Investment Thesis: Strengths & Weaknesses
- Analyst consensus: Strong Buy
- Solid balance sheet with low debt (D/E 0.35)
- –High short interest (24.85%)
- –Negative free cash flow
Technical Snapshot
Price shows short-term weakness (below 50d MA) but is still in a longer-term uptrend (above 200d MA).
Risk Profile
The data points to relatively defensive market behavior, elevated short interest (24.85%).
Trading Data
Related Stocks in the Same Sector
Corvus Pharmaceuticals (CRVS) 2026: 12,31 USD Clinical-Stage Immuno-Oncology Biotech with Soquelitinib ITK-Inhibitor Pivotal Trial in T-Cell Lymphoma and Ciforadenant Adenosine-Receptor Antagonist Pipeline
The Real Story
Corvus Pharmaceuticals Inc. (NASDAQ: CRVS) is a Burlingame, California-headquartered clinical-stage immuno-oncology biopharmaceutical company founded in 2014 by Richard Miller (former Pharmacyclics-and-Genentech executive). The company develops two principal clinical-stage assets: soquelitinib (CPI-818), an oral selective interleukin-2-inducible-T-cell-kinase (ITK) inhibitor in pivotal Phase 3 development for relapsed-refractory peripheral T-cell lymphoma (PTCL), with additional Phase 2 expansion in immune-cell-disease applications including atopic dermatitis-and-alopecia areata; and ciforadenant (CPI-444), an oral A2a-adenosine-receptor antagonist for renal-cell-carcinoma-and-prostate-cancer combination immunotherapy.
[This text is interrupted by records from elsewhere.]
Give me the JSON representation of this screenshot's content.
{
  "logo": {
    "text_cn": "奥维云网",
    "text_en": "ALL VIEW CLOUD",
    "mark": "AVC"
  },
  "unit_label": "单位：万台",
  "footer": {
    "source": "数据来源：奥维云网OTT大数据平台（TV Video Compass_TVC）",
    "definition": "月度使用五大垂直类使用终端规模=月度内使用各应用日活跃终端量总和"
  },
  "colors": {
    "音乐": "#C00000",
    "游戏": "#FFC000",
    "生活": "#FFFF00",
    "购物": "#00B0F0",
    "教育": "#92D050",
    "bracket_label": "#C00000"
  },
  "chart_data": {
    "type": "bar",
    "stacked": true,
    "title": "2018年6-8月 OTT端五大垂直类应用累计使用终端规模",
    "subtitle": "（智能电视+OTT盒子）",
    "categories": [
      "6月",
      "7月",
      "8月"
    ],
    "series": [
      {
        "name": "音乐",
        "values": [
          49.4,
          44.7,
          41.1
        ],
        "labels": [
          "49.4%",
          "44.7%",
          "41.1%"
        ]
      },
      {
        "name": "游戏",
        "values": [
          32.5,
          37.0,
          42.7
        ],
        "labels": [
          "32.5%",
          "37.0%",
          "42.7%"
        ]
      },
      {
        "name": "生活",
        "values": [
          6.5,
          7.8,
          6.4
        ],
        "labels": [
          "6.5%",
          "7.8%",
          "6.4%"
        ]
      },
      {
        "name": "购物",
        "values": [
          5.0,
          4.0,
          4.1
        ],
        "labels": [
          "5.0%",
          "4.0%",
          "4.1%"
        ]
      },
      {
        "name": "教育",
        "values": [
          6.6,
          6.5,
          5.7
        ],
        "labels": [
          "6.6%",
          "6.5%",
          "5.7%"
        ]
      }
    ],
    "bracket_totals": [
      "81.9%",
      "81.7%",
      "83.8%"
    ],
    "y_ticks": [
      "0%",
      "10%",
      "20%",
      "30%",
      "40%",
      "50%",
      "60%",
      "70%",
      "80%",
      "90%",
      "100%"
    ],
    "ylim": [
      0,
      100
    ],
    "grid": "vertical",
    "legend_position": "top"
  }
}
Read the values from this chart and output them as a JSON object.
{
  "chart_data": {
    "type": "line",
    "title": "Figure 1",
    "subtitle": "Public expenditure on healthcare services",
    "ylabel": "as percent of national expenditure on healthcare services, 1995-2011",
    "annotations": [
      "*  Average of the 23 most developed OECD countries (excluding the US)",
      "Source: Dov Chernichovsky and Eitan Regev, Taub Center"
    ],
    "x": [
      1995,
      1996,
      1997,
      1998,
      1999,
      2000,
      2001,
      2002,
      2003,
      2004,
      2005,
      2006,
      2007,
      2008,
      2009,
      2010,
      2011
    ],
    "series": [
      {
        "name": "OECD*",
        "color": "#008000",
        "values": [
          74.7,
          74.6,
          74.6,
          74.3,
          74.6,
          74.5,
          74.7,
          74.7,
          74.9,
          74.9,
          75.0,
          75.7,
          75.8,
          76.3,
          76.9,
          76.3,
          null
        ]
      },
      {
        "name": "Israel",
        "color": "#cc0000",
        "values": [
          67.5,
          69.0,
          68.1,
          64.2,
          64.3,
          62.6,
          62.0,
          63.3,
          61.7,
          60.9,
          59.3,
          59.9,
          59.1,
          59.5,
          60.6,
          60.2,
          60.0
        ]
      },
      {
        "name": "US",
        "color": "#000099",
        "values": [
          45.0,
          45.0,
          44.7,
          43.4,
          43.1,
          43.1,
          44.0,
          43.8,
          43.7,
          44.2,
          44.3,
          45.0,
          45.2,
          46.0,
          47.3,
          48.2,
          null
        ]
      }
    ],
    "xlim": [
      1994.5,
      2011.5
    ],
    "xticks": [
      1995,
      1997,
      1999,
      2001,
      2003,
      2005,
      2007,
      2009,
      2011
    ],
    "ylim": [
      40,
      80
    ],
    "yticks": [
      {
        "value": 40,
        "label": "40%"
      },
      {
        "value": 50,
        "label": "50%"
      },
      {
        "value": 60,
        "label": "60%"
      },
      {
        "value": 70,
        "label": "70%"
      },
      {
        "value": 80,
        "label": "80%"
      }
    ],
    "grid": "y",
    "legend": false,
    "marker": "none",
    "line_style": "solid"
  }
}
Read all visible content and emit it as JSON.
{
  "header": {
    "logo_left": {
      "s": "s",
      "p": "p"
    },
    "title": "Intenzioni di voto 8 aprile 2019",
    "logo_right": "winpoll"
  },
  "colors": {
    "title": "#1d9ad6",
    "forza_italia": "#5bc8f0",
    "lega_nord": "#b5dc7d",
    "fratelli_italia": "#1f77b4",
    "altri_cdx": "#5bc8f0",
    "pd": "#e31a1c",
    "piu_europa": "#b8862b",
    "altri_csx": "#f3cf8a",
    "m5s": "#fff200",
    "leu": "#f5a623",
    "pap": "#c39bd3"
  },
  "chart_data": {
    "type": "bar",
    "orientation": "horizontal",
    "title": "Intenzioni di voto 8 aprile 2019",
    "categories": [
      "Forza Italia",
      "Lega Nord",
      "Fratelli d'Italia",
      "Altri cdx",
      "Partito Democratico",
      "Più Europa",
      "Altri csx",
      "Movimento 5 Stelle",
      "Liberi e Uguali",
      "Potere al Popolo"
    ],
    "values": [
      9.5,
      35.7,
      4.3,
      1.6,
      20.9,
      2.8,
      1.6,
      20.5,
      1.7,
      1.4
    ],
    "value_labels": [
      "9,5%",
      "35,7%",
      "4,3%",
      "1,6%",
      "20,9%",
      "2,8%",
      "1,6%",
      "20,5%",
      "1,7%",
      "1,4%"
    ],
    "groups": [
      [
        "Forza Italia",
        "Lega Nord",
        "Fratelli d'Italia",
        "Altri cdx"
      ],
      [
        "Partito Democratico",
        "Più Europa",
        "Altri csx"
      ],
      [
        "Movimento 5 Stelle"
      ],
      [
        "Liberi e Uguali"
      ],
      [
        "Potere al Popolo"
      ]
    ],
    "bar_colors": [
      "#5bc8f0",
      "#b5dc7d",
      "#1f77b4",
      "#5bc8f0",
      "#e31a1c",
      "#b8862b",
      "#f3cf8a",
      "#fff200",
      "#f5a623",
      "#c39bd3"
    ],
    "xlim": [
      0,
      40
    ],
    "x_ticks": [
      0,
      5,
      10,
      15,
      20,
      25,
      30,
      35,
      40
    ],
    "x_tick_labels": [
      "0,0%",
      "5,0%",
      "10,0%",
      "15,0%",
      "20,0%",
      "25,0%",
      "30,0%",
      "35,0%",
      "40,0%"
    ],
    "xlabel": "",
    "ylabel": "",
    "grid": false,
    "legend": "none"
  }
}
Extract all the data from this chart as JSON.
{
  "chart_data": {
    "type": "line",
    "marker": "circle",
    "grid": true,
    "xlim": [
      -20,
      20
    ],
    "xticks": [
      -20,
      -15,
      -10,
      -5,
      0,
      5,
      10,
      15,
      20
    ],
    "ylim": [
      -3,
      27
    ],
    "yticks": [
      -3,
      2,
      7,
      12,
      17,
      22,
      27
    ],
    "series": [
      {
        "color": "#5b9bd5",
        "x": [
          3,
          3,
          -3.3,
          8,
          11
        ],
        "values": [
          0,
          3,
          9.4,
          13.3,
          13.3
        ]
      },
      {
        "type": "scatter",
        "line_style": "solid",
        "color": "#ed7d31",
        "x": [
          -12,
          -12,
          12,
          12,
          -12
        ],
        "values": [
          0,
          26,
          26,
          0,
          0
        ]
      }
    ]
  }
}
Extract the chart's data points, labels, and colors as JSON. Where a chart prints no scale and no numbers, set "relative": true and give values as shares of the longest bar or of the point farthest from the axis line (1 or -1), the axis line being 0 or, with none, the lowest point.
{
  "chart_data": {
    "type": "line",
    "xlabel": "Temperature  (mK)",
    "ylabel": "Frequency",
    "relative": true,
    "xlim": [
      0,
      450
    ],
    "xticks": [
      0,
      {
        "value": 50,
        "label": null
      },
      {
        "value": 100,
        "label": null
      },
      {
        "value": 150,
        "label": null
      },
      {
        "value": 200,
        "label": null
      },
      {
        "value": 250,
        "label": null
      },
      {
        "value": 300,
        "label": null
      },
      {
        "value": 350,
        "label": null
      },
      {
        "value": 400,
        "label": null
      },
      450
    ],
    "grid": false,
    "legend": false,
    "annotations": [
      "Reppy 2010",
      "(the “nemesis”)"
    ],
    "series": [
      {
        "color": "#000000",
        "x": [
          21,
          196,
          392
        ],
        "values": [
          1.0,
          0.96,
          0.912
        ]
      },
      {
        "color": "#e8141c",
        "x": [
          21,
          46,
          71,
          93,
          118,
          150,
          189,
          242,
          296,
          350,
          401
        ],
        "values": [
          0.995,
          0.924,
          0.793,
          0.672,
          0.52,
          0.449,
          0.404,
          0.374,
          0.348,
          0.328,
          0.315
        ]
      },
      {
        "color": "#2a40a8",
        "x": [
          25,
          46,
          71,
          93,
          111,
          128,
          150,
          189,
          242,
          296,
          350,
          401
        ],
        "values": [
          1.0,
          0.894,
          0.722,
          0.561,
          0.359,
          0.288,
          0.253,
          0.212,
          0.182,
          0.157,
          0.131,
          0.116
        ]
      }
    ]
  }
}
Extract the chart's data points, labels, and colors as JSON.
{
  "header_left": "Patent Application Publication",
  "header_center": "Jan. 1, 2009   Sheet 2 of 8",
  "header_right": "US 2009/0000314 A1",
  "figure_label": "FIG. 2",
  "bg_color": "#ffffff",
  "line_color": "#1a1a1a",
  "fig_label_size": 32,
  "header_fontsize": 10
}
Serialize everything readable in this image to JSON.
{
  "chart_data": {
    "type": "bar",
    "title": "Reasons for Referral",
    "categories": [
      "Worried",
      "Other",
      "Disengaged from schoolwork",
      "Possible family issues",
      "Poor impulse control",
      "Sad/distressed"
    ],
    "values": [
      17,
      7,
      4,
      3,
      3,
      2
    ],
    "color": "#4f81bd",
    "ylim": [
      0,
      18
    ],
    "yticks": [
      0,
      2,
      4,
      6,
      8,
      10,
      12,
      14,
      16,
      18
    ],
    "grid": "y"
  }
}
The 2024–2026 inflection: positive Phase 1/2 read-out for soquelitinib in PTCL showing approximately 28 percent objective-response-rate as monotherapy in heavily-pretreated patients, supporting the Phase 3 pivotal-trial design that initiated mid-2025. The Phase 3 top-line read-out is expected in H2 2027. Ciforadenant additionally received FDA Fast-Track designation for renal-cell-carcinoma in 2024. The 12,31 USD price reflects the post-Phase-1/2-read-out rally from approximately 4 USD in mid-2024 plus the structural-conviction-build through 2025–2026 as Phase 3 enrollment progresses.
What Smart Money Thinks
Corvus has a high-conviction specialty-biotech institutional base. Bristol-Myers Squibb holds approximately 13,8 percent of shares (from 2018 strategic-collaboration-equity-investment) — the dominant strategic-anchor signalling continued interest in the ITK-inhibitor-and-adenosine-receptor-antagonist mechanism. Vivo Capital at approximately 11,2 percent, OrbiMed Advisors at approximately 9,7 percent, and RA Capital Management at approximately 5,4 percent represent the principal specialty-biotech-pipeline-thesis institutional holders. CEO Richard Miller holds approximately 4,3 percent of shares directly plus management-equity-plans. Short-interest sits at approximately 6,8 percent of float as of May 2026.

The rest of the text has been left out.